Among the steps taken so far since the June 2019 shooting death by police of 23-year-old Miles Hall are plans for a 24-hour, 7-day social service crisis response involving the Contra Costa County’s Behavioral Health Division, with participation from police departments in Walnut Creek, Concord, Martinez and Pleasant Hill.
Following Miles Hall’s death, a community group comprised of friends of the Hall family organized “Friends of Scott, Alexis and Taun Hall.” Members of that group have consistently kept the issue of Miles Hall’s killing in front of city officials and the public, speaking at every Walnut Creek City Council meeting since the June 2019 killing, organizing peaceful protests and, since July 2019, meeting regularly with a team of city leaders about improving response to police calls involving people having a mental illness-related episode.
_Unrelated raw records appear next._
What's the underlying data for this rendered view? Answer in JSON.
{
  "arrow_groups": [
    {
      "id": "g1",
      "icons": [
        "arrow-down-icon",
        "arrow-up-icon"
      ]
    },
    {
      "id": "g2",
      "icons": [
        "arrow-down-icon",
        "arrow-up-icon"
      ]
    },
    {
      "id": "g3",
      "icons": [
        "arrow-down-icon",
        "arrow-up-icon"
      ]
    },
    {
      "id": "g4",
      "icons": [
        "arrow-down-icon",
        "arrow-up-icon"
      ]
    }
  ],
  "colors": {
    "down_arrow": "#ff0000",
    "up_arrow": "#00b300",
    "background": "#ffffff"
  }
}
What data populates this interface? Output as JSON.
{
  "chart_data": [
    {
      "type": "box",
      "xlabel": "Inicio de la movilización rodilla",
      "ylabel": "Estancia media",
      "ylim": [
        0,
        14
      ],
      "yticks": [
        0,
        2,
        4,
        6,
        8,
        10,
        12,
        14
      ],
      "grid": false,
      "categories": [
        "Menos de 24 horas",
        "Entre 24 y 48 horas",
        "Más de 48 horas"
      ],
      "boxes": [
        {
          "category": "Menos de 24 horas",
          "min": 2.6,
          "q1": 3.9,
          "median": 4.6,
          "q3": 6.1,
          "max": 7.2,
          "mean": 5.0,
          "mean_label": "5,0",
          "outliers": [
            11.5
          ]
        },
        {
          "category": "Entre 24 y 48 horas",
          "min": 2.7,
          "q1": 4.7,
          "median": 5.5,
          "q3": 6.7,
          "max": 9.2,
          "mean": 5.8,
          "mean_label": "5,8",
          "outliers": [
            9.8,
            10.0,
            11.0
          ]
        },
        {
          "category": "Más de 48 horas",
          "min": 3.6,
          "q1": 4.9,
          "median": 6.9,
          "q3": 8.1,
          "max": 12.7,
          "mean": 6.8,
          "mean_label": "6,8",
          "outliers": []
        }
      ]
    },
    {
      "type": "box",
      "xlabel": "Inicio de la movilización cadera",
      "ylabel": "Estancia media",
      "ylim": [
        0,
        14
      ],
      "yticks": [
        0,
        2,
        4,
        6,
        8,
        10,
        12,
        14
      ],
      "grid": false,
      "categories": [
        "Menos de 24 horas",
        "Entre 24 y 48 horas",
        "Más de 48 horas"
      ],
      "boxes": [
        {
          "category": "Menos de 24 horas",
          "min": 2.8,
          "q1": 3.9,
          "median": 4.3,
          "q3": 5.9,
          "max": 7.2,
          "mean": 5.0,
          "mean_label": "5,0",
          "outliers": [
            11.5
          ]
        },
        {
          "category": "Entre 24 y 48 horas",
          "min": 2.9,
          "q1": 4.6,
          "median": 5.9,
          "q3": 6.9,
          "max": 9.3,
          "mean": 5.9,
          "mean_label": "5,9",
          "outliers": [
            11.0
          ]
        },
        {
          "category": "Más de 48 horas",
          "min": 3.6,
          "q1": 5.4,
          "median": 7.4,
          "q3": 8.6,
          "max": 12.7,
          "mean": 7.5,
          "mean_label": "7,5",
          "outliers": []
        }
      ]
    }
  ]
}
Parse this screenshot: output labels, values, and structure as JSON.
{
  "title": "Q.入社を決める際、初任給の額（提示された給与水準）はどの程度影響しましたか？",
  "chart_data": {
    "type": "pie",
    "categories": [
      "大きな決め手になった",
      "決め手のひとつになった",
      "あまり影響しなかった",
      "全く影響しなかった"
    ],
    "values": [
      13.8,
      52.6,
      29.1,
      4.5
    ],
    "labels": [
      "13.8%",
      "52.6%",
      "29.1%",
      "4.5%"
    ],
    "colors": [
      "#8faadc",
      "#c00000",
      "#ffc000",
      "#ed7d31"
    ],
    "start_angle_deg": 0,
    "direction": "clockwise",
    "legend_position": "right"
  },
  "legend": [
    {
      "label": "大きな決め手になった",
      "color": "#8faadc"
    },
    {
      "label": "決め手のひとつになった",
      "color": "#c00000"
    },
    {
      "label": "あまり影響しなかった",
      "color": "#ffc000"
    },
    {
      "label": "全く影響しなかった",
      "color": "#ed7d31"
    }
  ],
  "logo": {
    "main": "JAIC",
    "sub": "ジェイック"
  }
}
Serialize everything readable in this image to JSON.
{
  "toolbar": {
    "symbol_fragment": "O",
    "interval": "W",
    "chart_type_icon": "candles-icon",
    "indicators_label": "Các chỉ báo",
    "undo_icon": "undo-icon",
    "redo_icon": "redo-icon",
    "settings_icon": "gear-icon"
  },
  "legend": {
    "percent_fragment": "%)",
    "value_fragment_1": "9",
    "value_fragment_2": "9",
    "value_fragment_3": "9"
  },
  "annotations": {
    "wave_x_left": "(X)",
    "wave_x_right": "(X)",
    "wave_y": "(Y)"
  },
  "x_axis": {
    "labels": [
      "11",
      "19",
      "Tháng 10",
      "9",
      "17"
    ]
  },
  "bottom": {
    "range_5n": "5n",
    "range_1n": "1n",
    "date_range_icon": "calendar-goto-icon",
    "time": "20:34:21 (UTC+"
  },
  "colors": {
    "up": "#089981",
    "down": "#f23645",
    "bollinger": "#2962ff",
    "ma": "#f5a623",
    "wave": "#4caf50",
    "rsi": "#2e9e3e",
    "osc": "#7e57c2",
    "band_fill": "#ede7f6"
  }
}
In recent months, Walnut Creek police have acquired additional non-lethal options for response mental health-related calls for service, including 33 beanbag shotguns and innovative “bola wraps” that can tie up suspects and immobilize them from a distance.
The Walnut Creek Police Department continues to invest in crisis intervention and mental health response training, a city report says, with an additional $100,000 included in the city’s 2020-2021 budget to further expand training. The department is also hosting implicit bias training for its staff in December.
The Contra Costa County District Attorney’s investigation into the death of Miles Hall is not yet complete, and city officials are awaiting that report. The Walnut Creek Police Department’s internal review of the Miles Hall shooting has not yet been made public.
The Walnut Creek City Council’s meeting Tuesday begins at 6 p.m., and is viewable on Zoom.